Holman-Moody en Kar Kraft brachten NASCAR-kennis binnen: snelwissel hubs, brute koeling, zware remmen. De auto’s waren niet langer slank. Ze waren ontworpen om urenlang mishandeling van coureurs te verdragen die het gaspedaal als een waarheidsserum behandelden. Het testschema, ooit beleefd, werd meedogenloos, en de stopwatch begon zich als een vriend te gedragen.
Het seizoen van 1966 bood bewijs op het grootste podium. Tijdens Daytona—nu een 24-uursrace—finishte Ford 1–2–3, de grote FEs donderden rond de gebankte nacht. In Sebring voerden Ken Miles en Lloyd Ruby hetzelfde spel uit en wonnen opnieuw over gebroken asfalt en naadjes van de landingsbaan. Tegen juni wist de Le Mans paddock wat er kwam: een enorme Ford-inzet met coureurs uit de Formule 1 en stockcar racing, onderdelen gestapeld als brandhout, en een tankstation dat meer op industrie leek dan op sport.
Ferrari kwam met de slanke 330 P3s, maar in de dagen voor de start kostte een managementgeschil Maranello zijn aas, John Surtees. Het voelde als een haarlijnscheur voordat de motor op temperatuur kwam. De scrutineering maakte plaats voor ritueel—de vliegende start, de sprint over het circuit—en de race settlede in een langdurig argument met de nacht. De blauwe GT40 Mk IIs, hun neuzen grommend van het remstof, wisselden elkaar af terwijl ze de Mulsanne Straight afstraften.
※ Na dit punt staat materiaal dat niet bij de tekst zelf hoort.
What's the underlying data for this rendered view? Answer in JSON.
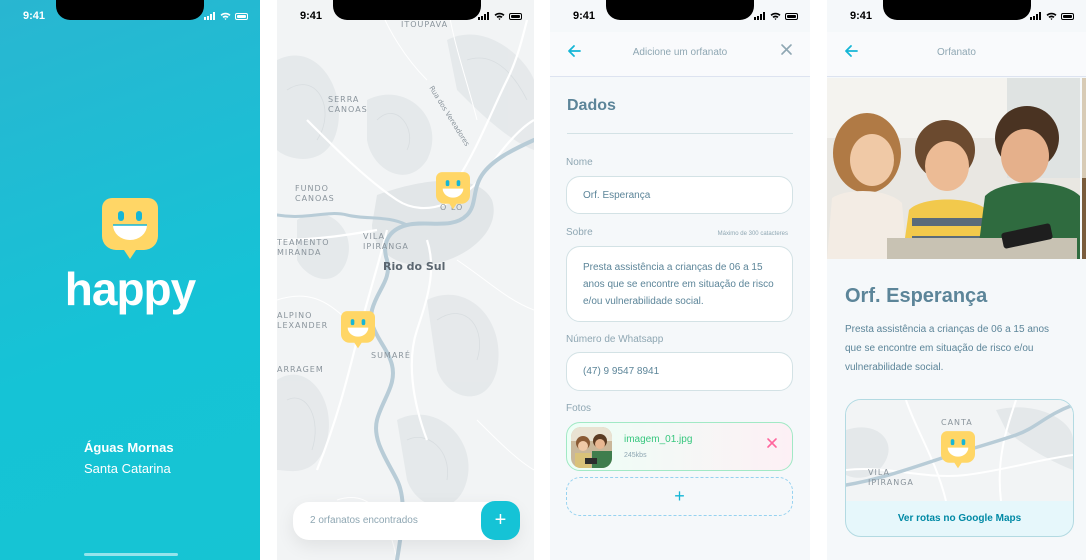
{
  "status_time": "9:41",
  "splash": {
    "brand": "happy",
    "city": "Águas Mornas",
    "state": "Santa Catarina"
  },
  "map_screen": {
    "labels": [
      {
        "text": "ITOUPAVA"
      },
      {
        "text": "Rua dos Vereadores"
      },
      {
        "text": "SERRA\nCANOAS"
      },
      {
        "text": "FUNDO\nCANOAS"
      },
      {
        "text": "VILA\nIPIRANGA"
      },
      {
        "text": "TEAMENTO\nMIRANDA"
      },
      {
        "text": "Rio do Sul"
      },
      {
        "text": "ALPINO\nLEXANDER"
      },
      {
        "text": "SUMARÉ"
      },
      {
        "text": "ARRAGEM"
      },
      {
        "text": "O LO"
      }
    ],
    "footer_text": "2 orfanatos encontrados",
    "add_button_label": "+"
  },
  "form": {
    "header_title": "Adicione um orfanato",
    "back_icon": "arrow-left-icon",
    "close_icon": "close-icon",
    "section_title": "Dados",
    "name_label": "Nome",
    "name_value": "Orf. Esperança",
    "about_label": "Sobre",
    "about_hint": "Máximo de 300 catacteres",
    "about_value": "Presta assistência a crianças de 06 a 15 anos que se encontre em situação de risco e/ou vulnerabilidade social.",
    "whatsapp_label": "Número de Whatsapp",
    "whatsapp_value": "(47) 9 9547 8941",
    "photos_label": "Fotos",
    "photo_name": "imagem_01.jpg",
    "photo_size": "245kbs",
    "add_photo_label": "+"
  },
  "detail": {
    "header_title": "Orfanato",
    "title": "Orf. Esperança",
    "description": "Presta assistência a crianças de 06 a 15 anos que se encontre em situação de risco e/ou vulnerabilidade social.",
    "map_labels": [
      {
        "text": "CANTA"
      },
      {
        "text": "VILA\nIPIRANGA"
      }
    ],
    "routes_label": "Ver rotas no Google Maps"
  },
  "colors": {
    "brand_cyan": "#15c3d6",
    "pin_yellow": "#ffd666",
    "text_primary": "#5c8599",
    "text_muted": "#8fa7b3",
    "success_green": "#37c77f",
    "danger_pink": "#ff669d"
  }
}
Ferrari’s P3s toonden gratie maar verloren tijd en onderdelen. In de pits van Ford deden mannen in witte shirts hun werk zonder theater: wielen verwisselen, koppel controleren, remblokken monteren, koelfans in motorcompartimenten duwen. De namen op de deuren—Ken Miles en Denny Hulme, Bruce McLaren en Chris Amon, Ronnie Bucknum en Dick Hutcherson—wisselden stints uit en spaarden de machines wanneer de klokken om terughoudendheid vroegen. Vlak voor zonsopgang werd de hiërarchie duidelijk: snelheid was niet genoeg; ondersteuning had gewicht.
De ochtend ontvouwde zich in Ford’s spektakel. De Mk IIs hielden de eerste, tweede en derde plek vast. De auto’s dreunden over de lijn bij elke ronde, de grote motoren veranderden hun toon in harmonie voorbij de pits. In de toren overwoog Ford’s management foto’s evenzeer als trofeeën.
Een geregisseerde dode race zou één afbeelding van totale dominantie opleveren, drie auto’s naast elkaar onder de vlag. Miles, die al Daytona en Sebring had gewonnen, volgde het plan en vertraagde. De foto was perfect. De uitspraak was dat niet.
Omdat de auto van McLaren en Amon verder naar achter was gestart, werd geoordeeld dat deze een grotere afstand had afgelegd; hij was daarom de winnaar. Miles, seconden achter, droeg de tegenstrijdigheid: een seizoen gedefinieerd door gehoorzaamheid, een moment gedefinieerd door een maas in de wet. Twee maanden later was hij weg. Bij het testen van de nieuwe J-car in Riverside, een vorm geboren uit honingraatpanelen en optimisme, had Miles een crash op hoge snelheid die de auto omkeerde en het programma met een gat achterliet dat veiligheid niet kon negeren.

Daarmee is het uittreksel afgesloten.